Today is a very special day: World Elephant Day!
For the past four years, today has served as “a rallying call for people to support organizations that are working to stop the illegal poaching and trade of elephant ivory and other wildlife products, protect wild elephant habitat, and provide sanctuaries and alternative habitats for domestic elephants to live freely.”
I love elephants, in case the name of my blog didn’t make that obvious. I think they are incredibly beautiful and majestic creatures, but they need our help!
To celebrate today, here are some of my favorite facts about some of my favorite animals:
- There are two species of elephant, the African and the Asian elephant. However, there is some suspicion that there might actually be a third species of elephant the roams the forests of Africa. There are under 40,000 Asian elephants in the world, and it is a threatened species, and there are under 400,000 African elephants, and it is a threatened species.
- The African and Asian elephants are the world’s largest and second largest land animals, respectively. Both weight well over 5 tons!
- Elephants are heavily poached around the world, and a single elephant tusk can be sold for an incredible amount of money, usually starting around $15,000.
- The famed elephants of the Ringling Bros. circus performed their final act in May of this year, and have now settled into retirement.
- Around 100 African elephants are killed by poachers every day.

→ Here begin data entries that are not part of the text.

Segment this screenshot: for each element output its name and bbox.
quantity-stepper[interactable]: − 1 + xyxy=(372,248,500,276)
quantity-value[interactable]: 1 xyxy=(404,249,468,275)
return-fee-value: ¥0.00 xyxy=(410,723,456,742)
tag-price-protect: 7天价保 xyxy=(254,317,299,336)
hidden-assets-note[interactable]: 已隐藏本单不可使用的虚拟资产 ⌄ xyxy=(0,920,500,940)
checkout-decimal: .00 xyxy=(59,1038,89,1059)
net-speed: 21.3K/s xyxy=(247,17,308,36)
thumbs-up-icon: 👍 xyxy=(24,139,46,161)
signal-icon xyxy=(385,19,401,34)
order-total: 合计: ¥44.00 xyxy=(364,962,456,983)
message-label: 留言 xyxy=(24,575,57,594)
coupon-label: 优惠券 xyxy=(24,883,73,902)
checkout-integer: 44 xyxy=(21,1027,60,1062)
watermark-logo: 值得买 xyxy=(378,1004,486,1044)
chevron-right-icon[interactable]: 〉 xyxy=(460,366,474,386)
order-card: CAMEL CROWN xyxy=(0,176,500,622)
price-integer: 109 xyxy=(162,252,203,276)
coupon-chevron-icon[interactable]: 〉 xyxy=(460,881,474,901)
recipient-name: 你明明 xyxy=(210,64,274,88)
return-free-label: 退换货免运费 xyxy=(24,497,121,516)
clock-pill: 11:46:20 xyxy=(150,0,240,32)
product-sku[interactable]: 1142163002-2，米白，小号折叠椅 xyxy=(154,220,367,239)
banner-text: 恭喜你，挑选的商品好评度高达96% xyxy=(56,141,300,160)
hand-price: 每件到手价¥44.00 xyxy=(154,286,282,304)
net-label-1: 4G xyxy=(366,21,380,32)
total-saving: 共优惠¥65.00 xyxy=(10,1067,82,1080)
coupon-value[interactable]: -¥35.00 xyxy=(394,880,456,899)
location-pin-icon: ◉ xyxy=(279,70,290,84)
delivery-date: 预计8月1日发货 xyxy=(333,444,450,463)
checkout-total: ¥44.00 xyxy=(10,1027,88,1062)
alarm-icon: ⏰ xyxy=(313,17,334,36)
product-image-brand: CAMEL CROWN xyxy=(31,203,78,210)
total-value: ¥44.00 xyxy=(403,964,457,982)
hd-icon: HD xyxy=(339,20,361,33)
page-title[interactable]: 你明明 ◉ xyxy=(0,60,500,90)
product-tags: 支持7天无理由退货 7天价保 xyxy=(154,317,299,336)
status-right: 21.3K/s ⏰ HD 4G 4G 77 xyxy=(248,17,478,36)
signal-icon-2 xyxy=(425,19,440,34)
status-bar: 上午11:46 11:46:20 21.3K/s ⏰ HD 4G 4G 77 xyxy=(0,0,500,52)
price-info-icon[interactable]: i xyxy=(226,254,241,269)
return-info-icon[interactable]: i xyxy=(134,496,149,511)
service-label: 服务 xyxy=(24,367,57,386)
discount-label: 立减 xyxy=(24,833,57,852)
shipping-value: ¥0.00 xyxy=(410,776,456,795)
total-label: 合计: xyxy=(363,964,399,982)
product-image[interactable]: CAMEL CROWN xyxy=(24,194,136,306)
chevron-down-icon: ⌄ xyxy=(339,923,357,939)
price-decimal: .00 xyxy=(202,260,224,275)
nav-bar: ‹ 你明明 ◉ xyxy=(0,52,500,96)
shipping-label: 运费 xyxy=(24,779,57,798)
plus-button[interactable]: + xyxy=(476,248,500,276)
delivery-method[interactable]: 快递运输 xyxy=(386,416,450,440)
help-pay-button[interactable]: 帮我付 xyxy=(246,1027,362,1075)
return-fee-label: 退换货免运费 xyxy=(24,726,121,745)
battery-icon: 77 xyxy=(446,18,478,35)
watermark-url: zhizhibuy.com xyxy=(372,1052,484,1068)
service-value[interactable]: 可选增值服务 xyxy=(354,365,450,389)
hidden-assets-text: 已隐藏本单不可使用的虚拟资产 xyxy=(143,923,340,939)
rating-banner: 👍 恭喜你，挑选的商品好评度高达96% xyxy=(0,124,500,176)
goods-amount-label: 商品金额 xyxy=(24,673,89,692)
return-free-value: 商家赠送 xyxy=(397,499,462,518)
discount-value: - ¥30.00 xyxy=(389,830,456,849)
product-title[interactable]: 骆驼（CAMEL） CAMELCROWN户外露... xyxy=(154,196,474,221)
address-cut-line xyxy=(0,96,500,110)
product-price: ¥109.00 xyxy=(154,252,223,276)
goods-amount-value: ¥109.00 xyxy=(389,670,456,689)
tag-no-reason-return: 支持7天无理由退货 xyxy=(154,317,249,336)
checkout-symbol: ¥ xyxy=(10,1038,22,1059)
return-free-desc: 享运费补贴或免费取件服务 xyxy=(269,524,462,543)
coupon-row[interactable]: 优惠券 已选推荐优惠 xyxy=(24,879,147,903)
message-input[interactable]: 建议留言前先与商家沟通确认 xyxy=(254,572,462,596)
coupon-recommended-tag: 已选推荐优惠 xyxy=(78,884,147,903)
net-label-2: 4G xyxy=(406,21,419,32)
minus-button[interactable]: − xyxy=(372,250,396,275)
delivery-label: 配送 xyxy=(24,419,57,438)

- 2016 has been a bright year for elephants, because it is the first year since 2009 that “the mean estimate of the Proportion of Illegally Killed Elephants (PIKE) dropped below 5 percent for first time since 2009, according to a report prepared for the 17th Conference of the Parties (CoP17) of CITES to be held in Johannesburg in September. PIKE is a key measure of poaching pressure and the 5 percent level is significant as this is considered to be the normal growth rate of elephant populations. So PIKE levels above 5 percent mean that elephant populations are likely to be declining; levels below 5 percent imply the possibility of recovery.”

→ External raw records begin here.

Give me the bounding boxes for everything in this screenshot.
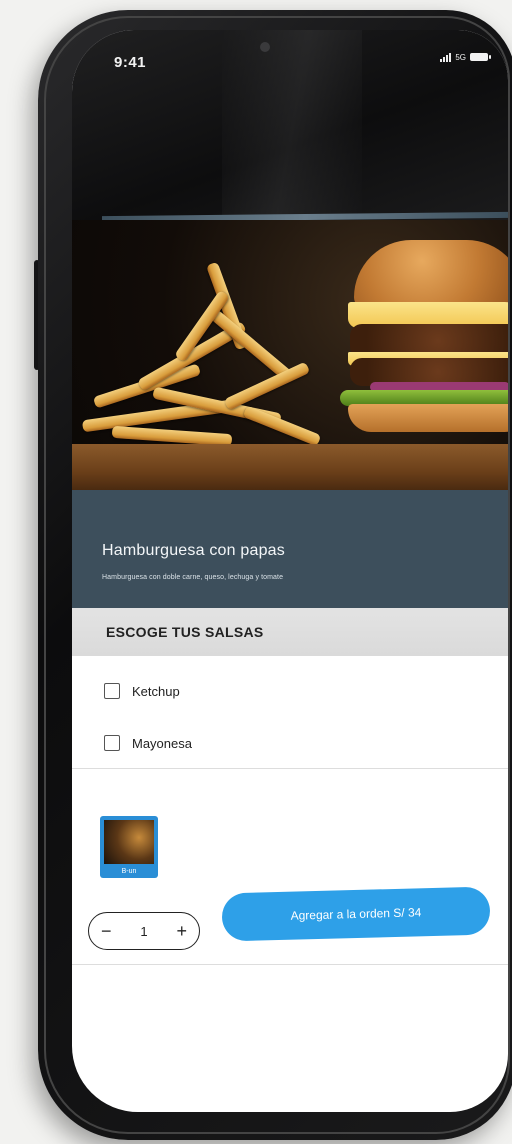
quantity-stepper[interactable]: − 1 + [88, 912, 200, 950]
signal-icon [440, 52, 452, 62]
product-title: Hamburguesa con papas [102, 542, 285, 559]
screen-reflection [222, 30, 362, 230]
network-label: 5G [455, 52, 466, 62]
product-image [72, 220, 508, 490]
product-thumbnail[interactable]: B-un [100, 816, 158, 878]
status-indicators: 5G [440, 52, 491, 62]
decrement-button[interactable]: − [101, 921, 112, 942]
wooden-board [72, 444, 508, 490]
fries [72, 261, 332, 450]
sauces-section-header: ESCOGE TUS SALSAS [72, 608, 508, 656]
thumbnail-image [104, 820, 154, 864]
product-info: Hamburguesa con papas Hamburguesa con do… [72, 490, 508, 608]
increment-button[interactable]: + [176, 921, 187, 942]
sauce-option-ketchup[interactable]: Ketchup [104, 676, 180, 706]
stage: 9:41 5G Hamburguesa con papas Hamburgues… [0, 0, 512, 1144]
sauce-option-mayonesa[interactable]: Mayonesa [104, 728, 192, 758]
checkbox-icon[interactable] [104, 683, 120, 699]
add-to-order-button[interactable]: Agregar a la orden S/ 34 [221, 886, 491, 942]
sauces-section-title: ESCOGE TUS SALSAS [106, 624, 264, 640]
status-bar: 9:41 5G [72, 30, 508, 230]
quantity-value: 1 [140, 923, 148, 939]
sauce-option-label: Ketchup [132, 683, 180, 699]
burger [340, 240, 508, 460]
options-divider [72, 768, 508, 769]
product-description: Hamburguesa con doble carne, queso, lech… [102, 574, 284, 581]
app-screen: 9:41 5G Hamburguesa con papas Hamburgues… [72, 30, 508, 1112]
thumbnail-label: B-un [121, 868, 137, 875]
battery-icon [470, 53, 491, 61]
sauce-option-label: Mayonesa [132, 735, 192, 751]
bottom-divider [72, 964, 508, 965]
camera-dot [260, 42, 270, 52]
status-time: 9:41 [114, 54, 147, 71]
checkbox-icon[interactable] [104, 735, 120, 751]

- Elephants are known to purr like cats in order to communicate.
- If you think your brain is large, don’t flatter yourself. Elephants have the largest brains of any land animal.
- Elephants are able to recognize themselves in mirrors, which is actually a feat limited to only a few species of animals. Only nine species of animals can do this, and humans can only do so after a few months.
- Elephants can spend up to 16 hours eating every day.
- Elephant tusks are actually massive incisors.
- Despite the massive size of elephants, their closest genetic relative is actually the rock hyrax, which is a small and adorable animal.
- An elephant trunk has around 100,000 muscles!
- The gestation period for female African elephants is the longest on earth, clocking in at 22 months.
- Elephants are known to avoid certain types of trees with biting ants “like a kid avoids broccoli,” because they do not want to get ants in their trunks.
- Asian elephants have never been seen running, and always keep at least two feet on the ground at all times.
- Elephants are able to get sunburned, so they throw sand on themselves to protect their skin.
- Elephants actually hate peanuts, and are never fed them in captivity or in the wild.
- Asian elephants can store up to 2.5 gallons of water in their trunks. They don’t drink it through their trunks though. When they are thirsty, they drink it through their mouths.
- Elephants have some of the most sophisticated mourning rituals in nature. They have been “seen crying from both eyes, tears streaming down [their] face[s],” cover their dead in sticks, and “assess how their social group has changed and how to re-evaluate themselves within this new hierarchy.”
- Despite their tiny eyes and poor vision, elephants do in fact have excellent memories.
- The word for ivory in Chinese is 象牙, which literally means “elephant tooth.”
- The myth that elephants are afraid of mice might not be a myth after all. Mythbusters tested it out, and concluded that this myth has more fact behind it than you might think.
Your final fact is that many years ago, I made a website https://sites.google.com/site/indianelephants/ that was designed to showcase my love of these animals.
And there you have it! Happy World Elephant Day!